Feelings

By January 6, 2020Feelings, News, Opinion

Inequality of equals

By Jing Villamil

WE were born equal, “pantay-pantay”. Ahhh, how can one be so sure of that? We, definitely, were . . . not.

The Child was born in a manger, the Mother pushing Him out hard, no midwife in sight; and the surrogate Father himself ushering Him forth. The most holy of births. And it had to be in one of the worst possible unsanitary conditions! The Three Kings were reported to be coming with their gifts; that would hopefully ease things a bit, to buy more swads for diapers and blankets and thicker wall/window covers against the wind, the sun and the sand. But spies and soldiers were also not too far behind. And the wise men living up to their reputation of being wise, must have had taken their sweet time to confuse the uninvited, pointing out tourist attractions along the way: “Who said we are rushing to see the King of Kings? We are just angling, ambling along!”

Still, there are even worst birthing scenes. Laboring, giving birth while in transit – the aching big tummy serving as “salbabida” to keep afloat while aboard a ferry threatening to sink off the Visayan coasts; cramped inside a tricycle with a panicky driver at the helm; at the backseat of a taxi rushing in breakneck speed through unmoving EDSA traffic; immodest legs splayed wide on a bus seat with the conductor for a doctor, fingers darkly smudged from ticketing and heaving sacks and bags of rice and “gulay”!

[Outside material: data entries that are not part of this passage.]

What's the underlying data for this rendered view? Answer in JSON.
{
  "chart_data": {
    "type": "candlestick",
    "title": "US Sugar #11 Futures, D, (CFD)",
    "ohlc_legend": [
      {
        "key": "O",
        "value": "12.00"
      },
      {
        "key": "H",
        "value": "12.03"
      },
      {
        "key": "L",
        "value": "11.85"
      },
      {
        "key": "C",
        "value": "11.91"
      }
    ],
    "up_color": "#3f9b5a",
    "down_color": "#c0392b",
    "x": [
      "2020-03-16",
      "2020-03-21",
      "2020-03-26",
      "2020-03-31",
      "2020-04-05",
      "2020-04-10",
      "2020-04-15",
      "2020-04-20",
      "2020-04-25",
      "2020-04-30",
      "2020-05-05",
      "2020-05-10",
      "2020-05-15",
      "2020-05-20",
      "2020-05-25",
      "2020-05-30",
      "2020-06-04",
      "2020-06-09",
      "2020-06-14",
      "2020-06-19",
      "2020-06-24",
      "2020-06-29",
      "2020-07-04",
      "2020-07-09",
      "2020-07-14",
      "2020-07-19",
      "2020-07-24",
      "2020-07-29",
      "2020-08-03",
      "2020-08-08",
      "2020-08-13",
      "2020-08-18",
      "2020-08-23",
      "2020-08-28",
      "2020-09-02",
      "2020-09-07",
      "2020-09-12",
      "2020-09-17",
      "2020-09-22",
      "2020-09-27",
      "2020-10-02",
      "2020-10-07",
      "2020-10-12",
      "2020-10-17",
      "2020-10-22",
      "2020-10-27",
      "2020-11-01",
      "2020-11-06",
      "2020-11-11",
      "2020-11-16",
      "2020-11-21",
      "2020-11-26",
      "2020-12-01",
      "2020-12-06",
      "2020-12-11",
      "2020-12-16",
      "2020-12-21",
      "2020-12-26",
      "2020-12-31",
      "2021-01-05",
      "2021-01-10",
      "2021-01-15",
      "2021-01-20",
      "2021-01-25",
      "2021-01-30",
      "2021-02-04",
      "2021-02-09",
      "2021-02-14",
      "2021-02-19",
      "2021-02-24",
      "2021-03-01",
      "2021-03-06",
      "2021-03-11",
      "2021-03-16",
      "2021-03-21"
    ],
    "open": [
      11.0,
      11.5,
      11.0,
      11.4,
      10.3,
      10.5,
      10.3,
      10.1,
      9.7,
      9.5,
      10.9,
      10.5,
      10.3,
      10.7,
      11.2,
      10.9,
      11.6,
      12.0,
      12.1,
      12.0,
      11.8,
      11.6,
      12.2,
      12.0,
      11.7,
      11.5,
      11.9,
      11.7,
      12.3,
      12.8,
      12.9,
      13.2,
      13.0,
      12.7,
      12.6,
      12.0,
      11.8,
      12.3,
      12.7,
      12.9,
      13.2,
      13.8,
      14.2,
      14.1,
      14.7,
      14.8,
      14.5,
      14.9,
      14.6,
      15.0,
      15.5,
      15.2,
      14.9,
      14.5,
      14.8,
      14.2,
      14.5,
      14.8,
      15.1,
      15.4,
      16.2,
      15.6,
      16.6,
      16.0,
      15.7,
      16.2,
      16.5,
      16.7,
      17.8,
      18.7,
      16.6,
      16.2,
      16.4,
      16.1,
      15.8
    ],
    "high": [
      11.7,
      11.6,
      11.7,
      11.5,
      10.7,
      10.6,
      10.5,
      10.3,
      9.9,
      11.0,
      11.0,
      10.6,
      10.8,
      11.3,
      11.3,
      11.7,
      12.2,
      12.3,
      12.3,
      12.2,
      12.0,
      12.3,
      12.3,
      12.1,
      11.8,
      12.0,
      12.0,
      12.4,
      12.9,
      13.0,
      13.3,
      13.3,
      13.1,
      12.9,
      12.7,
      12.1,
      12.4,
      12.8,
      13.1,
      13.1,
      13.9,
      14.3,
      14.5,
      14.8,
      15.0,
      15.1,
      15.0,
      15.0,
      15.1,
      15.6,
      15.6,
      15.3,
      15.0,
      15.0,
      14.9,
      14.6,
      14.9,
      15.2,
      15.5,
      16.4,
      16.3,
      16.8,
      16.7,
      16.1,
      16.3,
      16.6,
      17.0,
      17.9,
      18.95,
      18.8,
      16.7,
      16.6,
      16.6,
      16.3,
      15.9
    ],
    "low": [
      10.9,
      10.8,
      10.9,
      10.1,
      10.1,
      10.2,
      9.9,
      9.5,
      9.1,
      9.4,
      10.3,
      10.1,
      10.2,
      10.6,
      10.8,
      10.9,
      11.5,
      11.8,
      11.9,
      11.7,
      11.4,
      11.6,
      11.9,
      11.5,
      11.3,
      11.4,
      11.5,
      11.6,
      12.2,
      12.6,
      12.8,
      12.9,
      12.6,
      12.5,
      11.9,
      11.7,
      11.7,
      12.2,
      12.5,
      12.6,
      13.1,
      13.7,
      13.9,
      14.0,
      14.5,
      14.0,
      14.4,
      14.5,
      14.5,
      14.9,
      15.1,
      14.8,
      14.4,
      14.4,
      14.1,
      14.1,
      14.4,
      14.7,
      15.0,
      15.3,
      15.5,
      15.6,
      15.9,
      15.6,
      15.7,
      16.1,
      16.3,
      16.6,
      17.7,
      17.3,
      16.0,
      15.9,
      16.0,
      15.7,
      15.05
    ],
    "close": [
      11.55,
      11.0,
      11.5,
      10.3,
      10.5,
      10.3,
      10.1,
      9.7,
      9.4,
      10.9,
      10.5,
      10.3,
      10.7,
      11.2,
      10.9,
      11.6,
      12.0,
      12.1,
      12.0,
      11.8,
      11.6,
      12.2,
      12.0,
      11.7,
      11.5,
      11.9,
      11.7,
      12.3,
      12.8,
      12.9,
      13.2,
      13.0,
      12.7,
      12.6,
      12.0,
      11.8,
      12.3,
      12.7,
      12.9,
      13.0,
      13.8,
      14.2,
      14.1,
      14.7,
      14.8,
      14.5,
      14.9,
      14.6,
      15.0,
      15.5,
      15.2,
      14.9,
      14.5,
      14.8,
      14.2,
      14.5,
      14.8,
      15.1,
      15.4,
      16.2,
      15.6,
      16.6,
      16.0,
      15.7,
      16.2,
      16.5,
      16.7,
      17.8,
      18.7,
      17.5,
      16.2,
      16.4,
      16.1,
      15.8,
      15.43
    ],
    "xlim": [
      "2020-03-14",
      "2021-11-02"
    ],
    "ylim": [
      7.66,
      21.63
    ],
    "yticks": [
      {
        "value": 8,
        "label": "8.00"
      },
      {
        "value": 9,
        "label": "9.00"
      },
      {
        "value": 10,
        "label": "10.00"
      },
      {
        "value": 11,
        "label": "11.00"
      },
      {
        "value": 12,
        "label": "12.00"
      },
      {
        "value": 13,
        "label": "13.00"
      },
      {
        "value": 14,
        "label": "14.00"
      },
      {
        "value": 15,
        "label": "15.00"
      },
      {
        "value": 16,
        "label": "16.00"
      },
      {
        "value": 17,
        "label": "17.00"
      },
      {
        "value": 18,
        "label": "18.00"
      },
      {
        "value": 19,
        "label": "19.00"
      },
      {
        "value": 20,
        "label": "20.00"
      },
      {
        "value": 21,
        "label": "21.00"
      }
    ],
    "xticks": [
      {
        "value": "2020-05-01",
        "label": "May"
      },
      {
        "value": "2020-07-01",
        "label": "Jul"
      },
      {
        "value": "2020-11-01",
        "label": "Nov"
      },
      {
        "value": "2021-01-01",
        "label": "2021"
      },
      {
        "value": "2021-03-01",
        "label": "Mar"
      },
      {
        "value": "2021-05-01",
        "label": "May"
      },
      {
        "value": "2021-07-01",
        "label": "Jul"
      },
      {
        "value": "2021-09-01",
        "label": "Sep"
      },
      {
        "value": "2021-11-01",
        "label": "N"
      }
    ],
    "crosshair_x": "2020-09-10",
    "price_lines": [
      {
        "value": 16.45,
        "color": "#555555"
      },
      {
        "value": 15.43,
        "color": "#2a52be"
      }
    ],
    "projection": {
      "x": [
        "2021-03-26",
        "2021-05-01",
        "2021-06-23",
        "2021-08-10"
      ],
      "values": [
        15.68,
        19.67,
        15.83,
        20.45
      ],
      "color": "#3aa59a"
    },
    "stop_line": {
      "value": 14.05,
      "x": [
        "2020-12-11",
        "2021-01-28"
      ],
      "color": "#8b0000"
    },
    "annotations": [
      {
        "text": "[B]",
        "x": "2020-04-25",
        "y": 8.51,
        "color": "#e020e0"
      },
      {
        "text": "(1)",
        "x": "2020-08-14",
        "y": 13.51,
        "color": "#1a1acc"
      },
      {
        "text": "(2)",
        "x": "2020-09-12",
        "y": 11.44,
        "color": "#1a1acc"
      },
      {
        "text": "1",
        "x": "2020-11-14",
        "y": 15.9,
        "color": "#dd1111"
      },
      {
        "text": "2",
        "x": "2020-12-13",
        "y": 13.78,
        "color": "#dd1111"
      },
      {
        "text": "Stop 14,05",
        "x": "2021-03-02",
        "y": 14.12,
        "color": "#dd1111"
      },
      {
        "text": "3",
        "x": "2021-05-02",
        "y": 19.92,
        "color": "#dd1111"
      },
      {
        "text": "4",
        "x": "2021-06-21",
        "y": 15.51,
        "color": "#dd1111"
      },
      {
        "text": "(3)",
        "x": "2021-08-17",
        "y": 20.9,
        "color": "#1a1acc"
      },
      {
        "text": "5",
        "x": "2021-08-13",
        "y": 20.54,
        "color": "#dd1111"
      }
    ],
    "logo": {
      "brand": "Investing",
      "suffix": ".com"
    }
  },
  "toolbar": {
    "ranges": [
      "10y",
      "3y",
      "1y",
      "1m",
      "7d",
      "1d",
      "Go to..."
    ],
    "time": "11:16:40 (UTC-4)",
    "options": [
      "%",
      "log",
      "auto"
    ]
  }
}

Or back against a tree trunk for “bwelo sa pag-iri”, along a rugged mountain trail. Alone but at home in nature’s wilds. Or alone, penniless, husbandless, in the wilderness that is the city of man.

I have seen women pull out their own babies on their own. One most clear and hounding was this migrant from Mindanao. She sat on her haunches like a “labandera” before her “batya”. She scrunched tight her eyes, clenched her jaws, put both hands between her legs, and busily knowingly worked the baby’s head and whole body out of her. Then and only then did she opened her eyes, looked up and about for help, bloody baby cupped in both hands.

In contrast, the best smoothest deliveries that enough savings and planning can buy – painless procedures, private rooms, nurseries, postcard-pretty mommies shielding with snowy-white nappies their milking babies. Flowers, fruit baskets, gift-wrapped baby things, families and visitors in and out. Picture picture all the while.

A big percentage of babies are long-awaited, wanted, expected, loved from the very start of their tiny lives, warmly welcomed, adored, marveled at as the miracles they really are.

On the other hand, a sadly undocumented number of their counterparts are forcibly flushed out as aborted fetuses before they get the faintest of a fighting chance for life. And there are those who are better off not to have been born at all – to have to live a life of rejection, abuse, hunger and other deprivations.

The inequalities of equals is more the equalities of inequalities. You look at yourself, you look about where you are now.

If not for a quirk of fate . . . you would not be here but there where you would rather be. Or there where you would rather not be.

I wish you the Best of this New Year!